Это определение абсолютного, во-первых, очень близко тому, что дается в немецком идеализме; при всех различиях в нем, в конечном счете, речь всегда идет лишь о том, что одновременно является и субъективным, и объективным, как того хотел Гегель, о субъективном субъект-объекте, как у Фихте, или, как у Шеллинга, об объективном субъект-объекте и абсолютном субъект-объекте, в каком бы виде этот последний не выступал.

Второе основополагающее сходство заключается в том, что как у Кузанца, так и у Шеллинга (по крайней мере, после 1800 года), составляющее условие человеческого познания абсолютное понятие рассматривается как имя Бога.

В-третьих, отсюда следует вопрос о том, не включает ли Кузанец взаимное «visio intellectualis» субъекта и абсолюта, в познавательный акт, как это имеет место в немецком идеализме

 

«V isio intellectualis» как духовное «coniectura»

Этот вопрос будет рассмотрен ниже с помощью одного из ключевых для мышления Кузанца текстов: притчи о космографе из «Компендия», поскольку в ней Кузанец объясняет, что, собственно, он понимает под духовным (умным) видением в теоретико-познавательном смысле.
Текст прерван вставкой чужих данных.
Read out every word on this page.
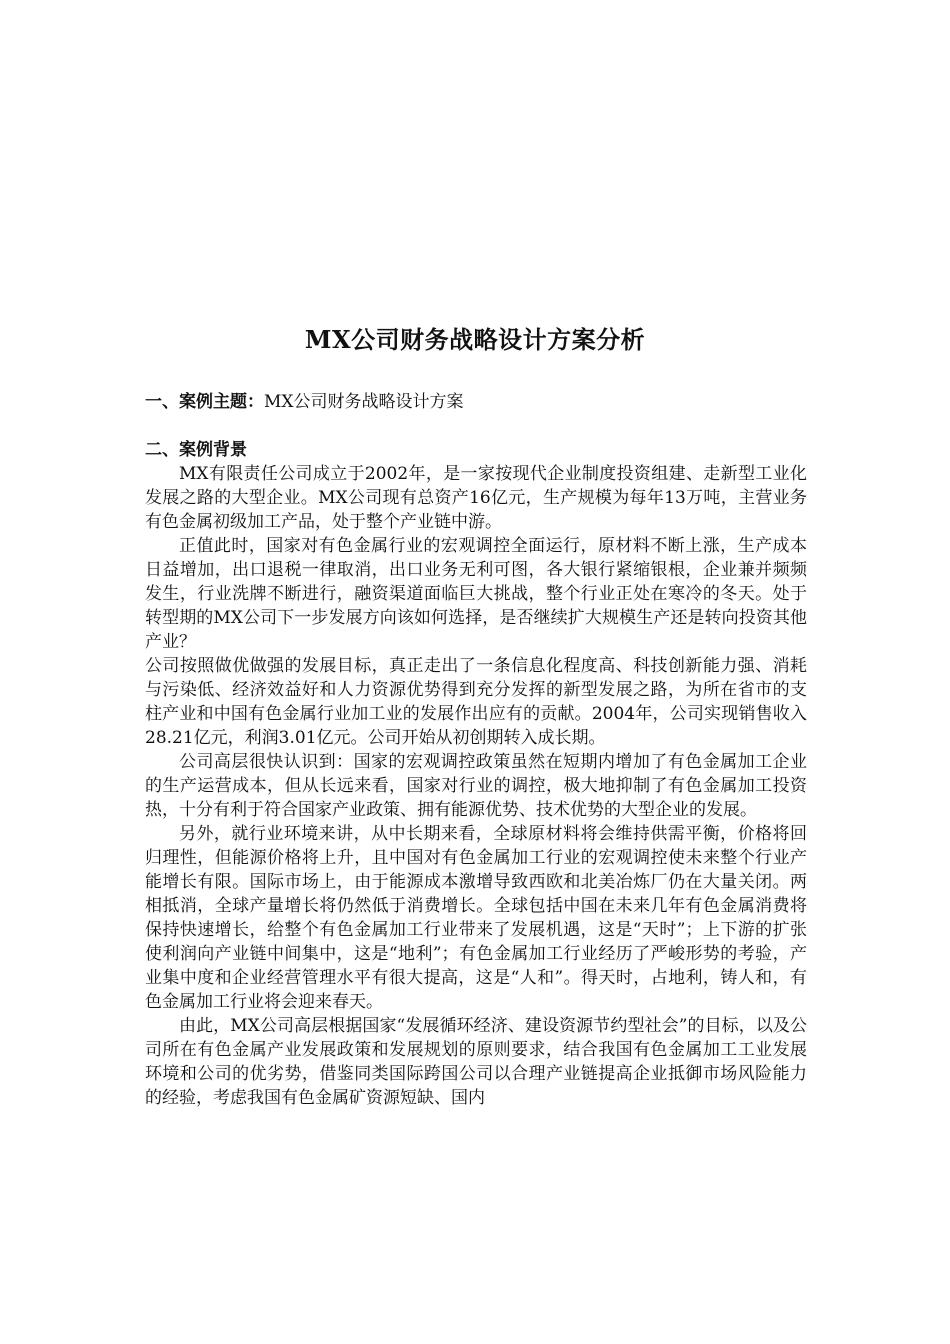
MX公司财务战略设计方案分析

一、案例主题：MX公司财务战略设计方案

二、案例背景

MX有限责任公司成立于2002年，是一家按现代企业制度投资组建、走新型工业化发展之路的大型企业。MX公司现有总资产16亿元，生产规模为每年13万吨，主营业务有色金属初级加工产品，处于整个产业链中游。

正值此时，国家对有色金属行业的宏观调控全面运行，原材料不断上涨，生产成本日益增加，出口退税一律取消，出口业务无利可图，各大银行紧缩银根，企业兼并频频发生，行业洗牌不断进行，融资渠道面临巨大挑战，整个行业正处在寒冷的冬天。处于转型期的MX公司下一步发展方向该如何选择，是否继续扩大规模生产还是转向投资其他产业？

公司按照做优做强的发展目标，真正走出了一条信息化程度高、科技创新能力强、消耗与污染低、经济效益好和人力资源优势得到充分发挥的新型发展之路，为所在省市的支柱产业和中国有色金属行业加工业的发展作出应有的贡献。2004年，公司实现销售收入28.21亿元，利润3.01亿元。公司开始从初创期转入成长期。

公司高层很快认识到：国家的宏观调控政策虽然在短期内增加了有色金属加工企业的生产运营成本，但从长远来看，国家对行业的调控，极大地抑制了有色金属加工投资热，十分有利于符合国家产业政策、拥有能源优势、技术优势的大型企业的发展。

另外，就行业环境来讲，从中长期来看，全球原材料将会维持供需平衡，价格将回归理性，但能源价格将上升，且中国对有色金属加工行业的宏观调控使未来整个行业产能增长有限。国际市场上，由于能源成本激增导致西欧和北美冶炼厂仍在大量关闭。两相抵消，全球产量增长将仍然低于消费增长。全球包括中国在未来几年有色金属消费将保持快速增长，给整个有色金属加工行业带来了发展机遇，这是“天时”；上下游的扩张使利润向产业链中间集中，这是“地利”；有色金属加工行业经历了严峻形势的考验，产业集中度和企业经营管理水平有很大提高，这是“人和”。得天时，占地利，铸人和，有色金属加工行业将会迎来春天。

由此，MX公司高层根据国家“发展循环经济、建设资源节约型社会”的目标，以及公司所在有色金属产业发展政策和发展规划的原则要求，结合我国有色金属加工工业发展环境和公司的优劣势，借鉴同类国际跨国公司以合理产业链提高企业抵御市场风险能力的经验，考虑我国有色金属矿资源短缺、国内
В первой главе «Компендия» Кузанец останавливается на мотивах своей знаковой теории. Поскольку в модусе познания модус бытия самого по себе недостижим, познание осуществляется лишь как познание в знаках, а не как познание как таковое. О высшем модусе бытия нет никакого знания, хотя мы и знаем, что он существует (n. 1). На первый взгляд парадоксальным образом Кузанец заключает: «Habemus igitur visum mentalem intuentem in id, quod est prius omni cognitione». [338] Это утверждение объясняется с помощью следующего образа: как только глаз видит цвета, он знает, что солнце существует, даже если самого солнца непосредственно он не видит. Цвета суть знаки света в прозрачном. Кузанец проводит аналогию между понятиями и «splendores» света, рассматривая их в качестве предмета духовного видения (n. 2).

Таким образом, тот, кто созерцает понятия, созерцает нечто такое, что предшествует всякому познанию. Этот тезис станет понятен, если мы вспомним, что познание осуществляется с помощью понятий. Следовательно, понятия суть условие возможности конкретного познания; поэтому они предшествуют самому познанию. Уже в этом месте указывается, что понятия как предметы духовного видения так же относятся к своему истоку, как отражение к свету. В этом смысле можно говорить о развертывании понятий из одного абсолютного понятия, подобно тому, как цвета развертываются из света солнца. Это утверждение согласуется с рассмотренным ранее определением понятия из «De sapientia». Тем самым, мы можем заключить, что это отношение между понятием и понятиями является конститутивным для «visio intellectualis».

В 8-й главе «Компендия» Кузанец описывает, как космограф собирает как можно большее количество чувственных впечатлений, чтобы составить карту; затем он переносит их на карту и обращается к ней. Он обнаруживает, что смог составить карту лишь потому, что имел в своем распоряжении понятие карты. Поэтому он удаляет из своего представления все чувственные элементы и сосредотачивается на чистых понятиях, чисто духовных знаках («intelligibilia simpliciaque atque formalia signa», n. 23).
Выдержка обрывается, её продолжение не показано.